Ganz nach unten scrollen, rechts steht die Datenschutzerklärung. Ich habe mir vorgenommen, das für mich Bedeutsame zu nehmen, es in eigenen (literarischen, Maria?) Worten zu formulieren und es dann vielleicht sogar hier zur Diskussion zu verlinken. Braucht aber etwas.

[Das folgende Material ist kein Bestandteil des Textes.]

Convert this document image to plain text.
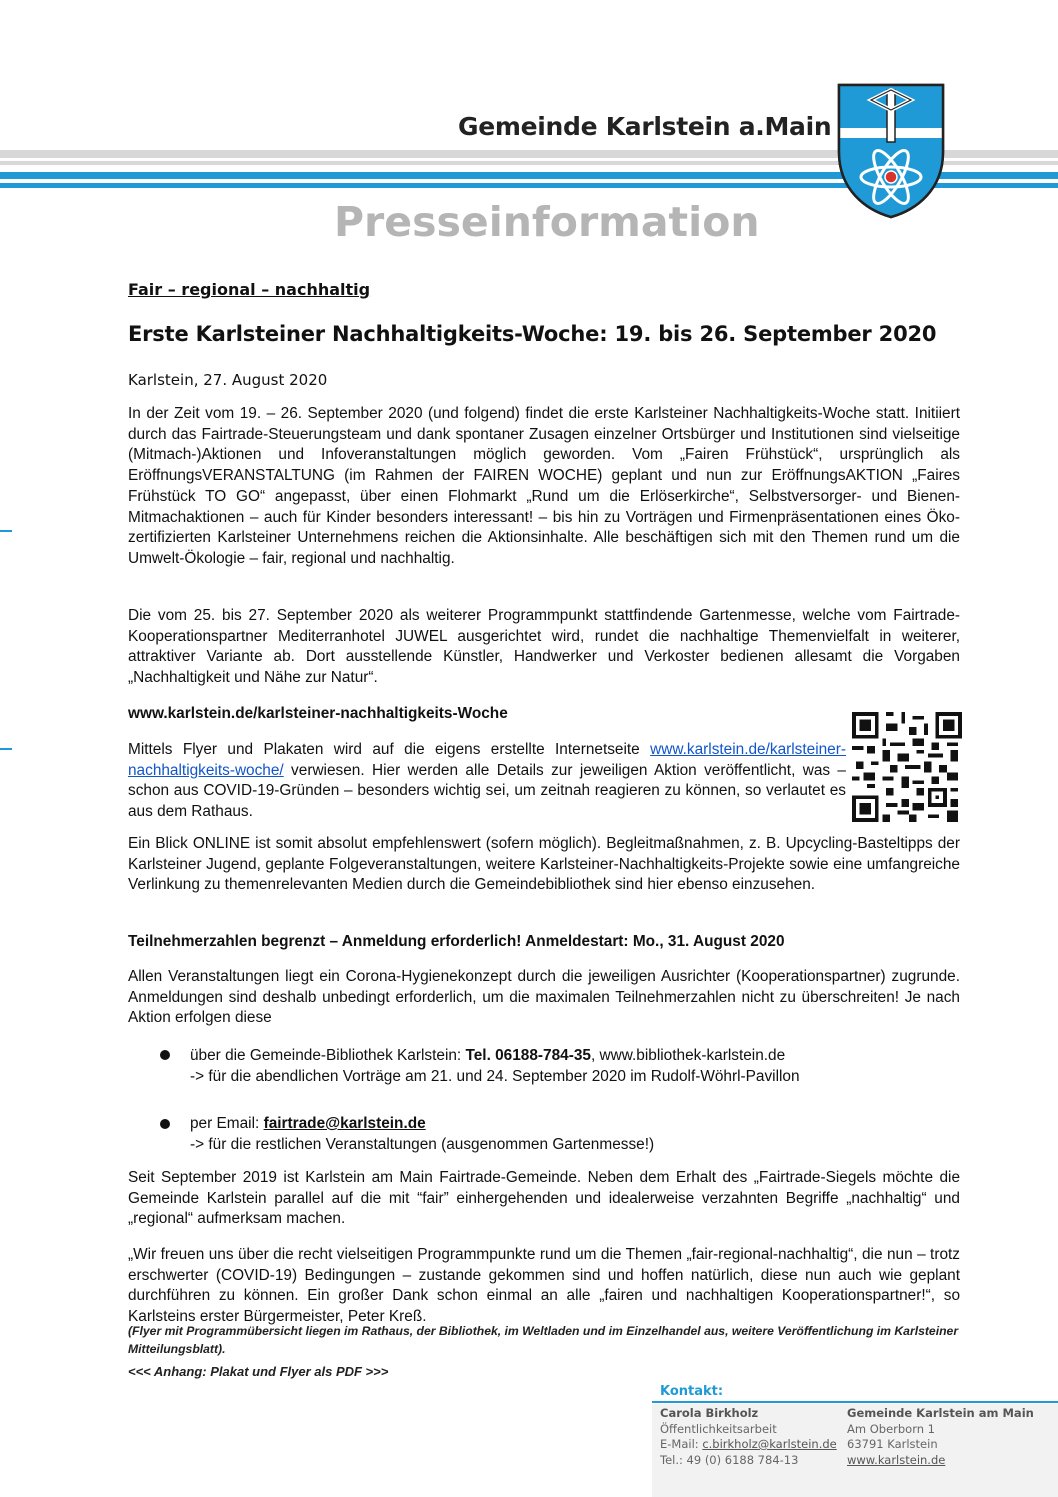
Gemeinde Karlstein a.Main
Presseinformation
Fair – regional – nachhaltig
Erste Karlsteiner Nachhaltigkeits-Woche: 19. bis 26. September 2020
Karlstein, 27. August 2020

In der Zeit vom 19. – 26. September 2020 (und folgend) findet die erste Karlsteiner Nachhaltigkeits-Woche statt. Initiiert durch das Fairtrade-Steuerungsteam und dank spontaner Zusagen einzelner Ortsbürger und Institutionen sind vielseitige (Mitmach-)Aktionen und Infoveranstaltungen möglich geworden. Vom „Fairen Frühstück“, ursprünglich als EröffnungsVERANSTALTUNG (im Rahmen der FAIREN WOCHE) geplant und nun zur EröffnungsAKTION „Faires Frühstück TO GO“ angepasst, über einen Flohmarkt „Rund um die Erlöserkirche“, Selbstversorger- und Bienen-Mitmachaktionen – auch für Kinder besonders interessant! – bis hin zu Vorträgen und Firmenpräsentationen eines Öko-zertifizierten Karlsteiner Unternehmens reichen die Aktionsinhalte. Alle beschäftigen sich mit den Themen rund um die Umwelt-Ökologie – fair, regional und nachhaltig.

Die vom 25. bis 27. September 2020 als weiterer Programmpunkt stattfindende Gartenmesse, welche vom Fairtrade-Kooperationspartner Mediterranhotel JUWEL ausgerichtet wird, rundet die nachhaltige Themenvielfalt in weiterer, attraktiver Variante ab. Dort ausstellende Künstler, Handwerker und Verkoster bedienen allesamt die Vorgaben „Nachhaltigkeit und Nähe zur Natur“.

www.karlstein.de/karlsteiner-nachhaltigkeits-Woche

Mittels Flyer und Plakaten wird auf die eigens erstellte Internetseite www.karlstein.de/karlsteiner-nachhaltigkeits-woche/ verwiesen. Hier werden alle Details zur jeweiligen Aktion veröffentlicht, was – schon aus COVID-19-Gründen – besonders wichtig sei, um zeitnah reagieren zu können, so verlautet es aus dem Rathaus.

Ein Blick ONLINE ist somit absolut empfehlenswert (sofern möglich). Begleitmaßnahmen, z. B. Upcycling-Basteltipps der Karlsteiner Jugend, geplante Folgeveranstaltungen, weitere Karlsteiner-Nachhaltigkeits-Projekte sowie eine umfangreiche Verlinkung zu themenrelevanten Medien durch die Gemeindebibliothek sind hier ebenso einzusehen.

Teilnehmerzahlen begrenzt – Anmeldung erforderlich! Anmeldestart: Mo., 31. August 2020

Allen Veranstaltungen liegt ein Corona-Hygienekonzept durch die jeweiligen Ausrichter (Kooperationspartner) zugrunde. Anmeldungen sind deshalb unbedingt erforderlich, um die maximalen Teilnehmerzahlen nicht zu überschreiten! Je nach Aktion erfolgen diese

über die Gemeinde-Bibliothek Karlstein: Tel. 06188-784-35, www.bibliothek-karlstein.de
-> für die abendlichen Vorträge am 21. und 24. September 2020 im Rudolf-Wöhrl-Pavillon
per Email: fairtrade@karlstein.de
-> für die restlichen Veranstaltungen (ausgenommen Gartenmesse!)

Seit September 2019 ist Karlstein am Main Fairtrade-Gemeinde. Neben dem Erhalt des „Fairtrade-Siegels möchte die Gemeinde Karlstein parallel auf die mit “fair” einhergehenden und idealerweise verzahnten Begriffe „nachhaltig“ und „regional“ aufmerksam machen.

„Wir freuen uns über die recht vielseitigen Programmpunkte rund um die Themen „fair-regional-nachhaltig“, die nun – trotz erschwerter (COVID-19) Bedingungen – zustande gekommen sind und hoffen natürlich, diese nun auch wie geplant durchführen zu können. Ein großer Dank schon einmal an alle „fairen und nachhaltigen Kooperationspartner!“, so Karlsteins erster Bürgermeister, Peter Kreß.

(Flyer mit Programmübersicht liegen im Rathaus, der Bibliothek, im Weltladen und im Einzelhandel aus, weitere Veröffentlichung im Karlsteiner Mitteilungsblatt).

<<< Anhang: Plakat und Flyer als PDF >>>
Kontakt:
Carola Birkholz
Öffentlichkeitsarbeit
E-Mail: c.birkholz@karlstein.de
Tel.: 49 (0) 6188 784-13
Gemeinde Karlstein am Main
Am Oberborn 1
63791 Karlstein
www.karlstein.de
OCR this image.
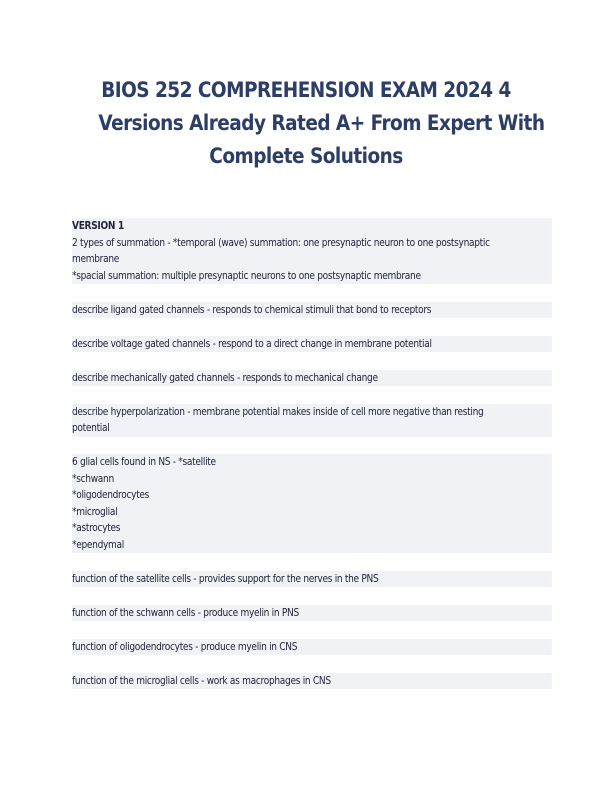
BIOS 252 COMPREHENSION EXAM 2024 4
Versions Already Rated A+ From Expert With
Complete Solutions
VERSION 1
2 types of summation - *temporal (wave) summation: one presynaptic neuron to one postsynaptic
membrane
*spacial summation: multiple presynaptic neurons to one postsynaptic membrane
describe ligand gated channels - responds to chemical stimuli that bond to receptors
describe voltage gated channels - respond to a direct change in membrane potential
describe mechanically gated channels - responds to mechanical change
describe hyperpolarization - membrane potential makes inside of cell more negative than resting
potential
6 glial cells found in NS - *satellite
*schwann
*oligodendrocytes
*microglial
*astrocytes
*ependymal
function of the satellite cells - provides support for the nerves in the PNS
function of the schwann cells - produce myelin in PNS
function of oligodendrocytes - produce myelin in CNS
function of the microglial cells - work as macrophages in CNS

http://www.elli-radinger.de/

 

 

Liebe Christa,

danke für den Link und danke Elli.

 

Es ist sehr gut beschrieben und nicht so trocken und unverständlich wie die meisten dieser Texte.

 

Aber es ist nicht ganz das, was ich meinte. Meine Vorstellung geht eher in diese Richtung:

 

Datenschutzerklärung

Ich nehme den Datenschutz ernst.

Schließlich habe ich mal gegen die Volkszählung demonstriert. Erinnern Sie sich? Das waren noch Zeiten, was?

 

Ich bin nicht hinter Ihren persönlichen Daten her, um Ihnen unbemerkt hundert Waschmaschinen zu verkaufen, Details aus Ihrer Ehe an den russischen Geheimdienst zu verkaufen oder Ihrer Freundin Ihr wahres Geburtsdatum zu verraten.

 

Leider ist das Thema aber ziemlich kompliziert, und seit dem 25. Mai 2018 gibt es eine neue Datenschutzverordnung, die verlangt, dass jeder, der irgendwie was mit dem Internet macht, so einen ellenlangen Text auf seine Webseite stellen muss. Als würde das irgendjemanden interessieren. Oder haben Sie sich schon mal die Datenschutzerklärungen irgendeiner Webseite gelesen, die Sie besucht haben?

 

Eine Nutzung meiner Webseite ist grundsätzlich ohne jede Angabe personenbezogener Daten möglich. Allerdings benutzt die Website Google Analytics, einen Webanalysedienst der Google Inc. („Google“). Google Analytics wiederrum benutzt die Webseite Cookies, also keine Kekse natürlich, sondern kleine Dateien, die auf Ihrem Computer gespeichert werden, damit Ihr Computer und der Computer meines Webseiten-Providers sich sofort wiedererkennen, wenn Sie meine Seite beim nächsten Mal besuchen und sich diese lästigen Vorstellungsformalitäten ("Hallo, ich heißt Horst, komme aus Wuppertal und bin eine Maschine"). Dagegen kann ich als Seitenbetreiberin nichts machen, tut mir leid. Jedes Mal, wenn Sie auf meiner Seite sind, wird das also von Google Analytics registriert und analysiert. Fragen Sie nicht mich, wofür. Fragen Sie Google.

 

:-)

Maria

Komm wir essen Opa.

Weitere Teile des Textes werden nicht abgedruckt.